9 часов 10 минут. Еще не закончен набор последней полосы. Меня вызывают из типографии наверх, в редакцию. Звонит Милена:

— Пять минут назад правительство приняло решение о капитуляции.

— Это невозможно. Пять минут назад я говорил со Швермой. Он в парламенте. Там все наши депутаты. Бехине заверил их, что вчерашняя точка зрения не изменилась. Но якобы надо маневрировать.

Милена:

— Говорю тебе почти официально.

— Откуда узнала?

— От окружения президента.

— А конкретнее?

— Пани Гана.

Звоню в парламент. У телефона Гонза:

— Ты с ума сошел? Это исключено. Какой у тебя источник информации?

— Пани Гана.

— Сумасшедший!

Без пятнадцати десять. Звонит Гонза:

— Все правда. Капитулировали.

Первое ощущение — страшная горечь. Хочется что-нибудь разбить, а руки как парализованные. Это длилось какую-то долю секунды, но я не хотел бы еще раз такое пережить. Это как смерть.
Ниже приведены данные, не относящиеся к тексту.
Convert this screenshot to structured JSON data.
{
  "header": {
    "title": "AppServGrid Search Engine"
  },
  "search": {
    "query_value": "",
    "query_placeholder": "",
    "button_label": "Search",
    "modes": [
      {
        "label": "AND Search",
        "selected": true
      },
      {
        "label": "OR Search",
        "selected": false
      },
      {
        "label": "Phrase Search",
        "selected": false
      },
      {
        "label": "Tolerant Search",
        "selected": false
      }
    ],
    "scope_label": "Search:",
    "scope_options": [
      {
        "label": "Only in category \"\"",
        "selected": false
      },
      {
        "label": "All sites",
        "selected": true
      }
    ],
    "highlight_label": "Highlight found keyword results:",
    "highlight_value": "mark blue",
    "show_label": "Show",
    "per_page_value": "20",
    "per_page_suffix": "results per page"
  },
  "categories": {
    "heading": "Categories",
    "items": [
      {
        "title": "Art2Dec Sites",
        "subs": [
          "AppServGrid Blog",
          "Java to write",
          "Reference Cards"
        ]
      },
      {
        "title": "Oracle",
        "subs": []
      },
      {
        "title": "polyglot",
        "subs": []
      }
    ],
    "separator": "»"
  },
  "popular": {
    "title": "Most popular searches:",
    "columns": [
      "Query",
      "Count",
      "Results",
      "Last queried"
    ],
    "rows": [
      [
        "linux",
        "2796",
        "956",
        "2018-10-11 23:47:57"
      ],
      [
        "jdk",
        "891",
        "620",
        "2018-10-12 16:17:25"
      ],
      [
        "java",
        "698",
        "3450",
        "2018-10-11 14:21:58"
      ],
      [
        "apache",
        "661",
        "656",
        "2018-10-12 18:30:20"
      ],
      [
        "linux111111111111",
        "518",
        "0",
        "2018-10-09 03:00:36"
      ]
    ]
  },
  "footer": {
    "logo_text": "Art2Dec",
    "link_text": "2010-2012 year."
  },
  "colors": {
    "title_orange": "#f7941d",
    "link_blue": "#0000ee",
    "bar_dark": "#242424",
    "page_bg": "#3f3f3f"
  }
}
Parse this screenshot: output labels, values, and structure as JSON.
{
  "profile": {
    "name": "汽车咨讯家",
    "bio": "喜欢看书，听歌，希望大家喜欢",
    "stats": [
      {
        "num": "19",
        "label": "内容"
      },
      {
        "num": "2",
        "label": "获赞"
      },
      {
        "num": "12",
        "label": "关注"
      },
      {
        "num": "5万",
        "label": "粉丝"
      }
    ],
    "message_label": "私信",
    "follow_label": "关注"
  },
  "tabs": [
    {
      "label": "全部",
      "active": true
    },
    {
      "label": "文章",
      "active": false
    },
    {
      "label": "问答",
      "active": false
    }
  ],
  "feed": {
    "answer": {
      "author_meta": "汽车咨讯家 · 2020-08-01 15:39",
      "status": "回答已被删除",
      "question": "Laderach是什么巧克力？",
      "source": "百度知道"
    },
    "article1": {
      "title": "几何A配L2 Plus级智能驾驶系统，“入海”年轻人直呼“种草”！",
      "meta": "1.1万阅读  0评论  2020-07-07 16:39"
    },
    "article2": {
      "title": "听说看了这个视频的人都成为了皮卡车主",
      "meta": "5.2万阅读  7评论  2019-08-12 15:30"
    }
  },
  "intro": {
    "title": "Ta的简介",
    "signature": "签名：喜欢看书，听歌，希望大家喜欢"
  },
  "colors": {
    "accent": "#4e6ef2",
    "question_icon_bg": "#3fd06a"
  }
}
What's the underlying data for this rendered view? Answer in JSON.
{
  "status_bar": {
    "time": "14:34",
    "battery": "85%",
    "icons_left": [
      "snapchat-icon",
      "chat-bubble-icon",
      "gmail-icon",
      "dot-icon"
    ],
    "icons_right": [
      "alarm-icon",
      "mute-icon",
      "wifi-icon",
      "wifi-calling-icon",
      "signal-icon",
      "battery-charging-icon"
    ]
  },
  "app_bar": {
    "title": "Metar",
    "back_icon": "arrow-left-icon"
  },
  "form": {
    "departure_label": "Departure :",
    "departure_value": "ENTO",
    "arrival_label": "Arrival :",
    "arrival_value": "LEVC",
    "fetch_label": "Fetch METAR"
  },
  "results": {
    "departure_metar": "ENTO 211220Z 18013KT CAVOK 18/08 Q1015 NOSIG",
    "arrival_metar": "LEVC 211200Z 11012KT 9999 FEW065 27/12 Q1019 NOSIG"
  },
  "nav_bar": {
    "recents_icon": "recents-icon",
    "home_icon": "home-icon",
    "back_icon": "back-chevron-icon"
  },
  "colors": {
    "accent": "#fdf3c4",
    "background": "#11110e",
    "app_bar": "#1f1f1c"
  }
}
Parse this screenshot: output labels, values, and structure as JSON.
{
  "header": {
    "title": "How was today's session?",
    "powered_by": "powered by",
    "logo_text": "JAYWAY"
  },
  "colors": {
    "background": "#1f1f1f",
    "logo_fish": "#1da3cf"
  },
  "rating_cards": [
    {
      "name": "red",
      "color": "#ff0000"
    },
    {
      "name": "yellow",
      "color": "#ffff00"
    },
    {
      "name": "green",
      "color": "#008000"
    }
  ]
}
В эту долю секунды я представил деморализованную Европу, углубляющуюся Пропасть между Европой и Америкой и почувствовал страх, который может убить.

Потом все исчезло, но усилилось стремление действовать как можно быстрее: Все мы шатаемся от усталости.

С прошлого понедельника спим самое большее по два часа в сутки. Посылаем друг друга спать, но спать не можем.

Поднимаем заводы. Предприятия посылают депутации в правительство, к президенту, в генштаб. Им говорят, что еще «ничего не решено».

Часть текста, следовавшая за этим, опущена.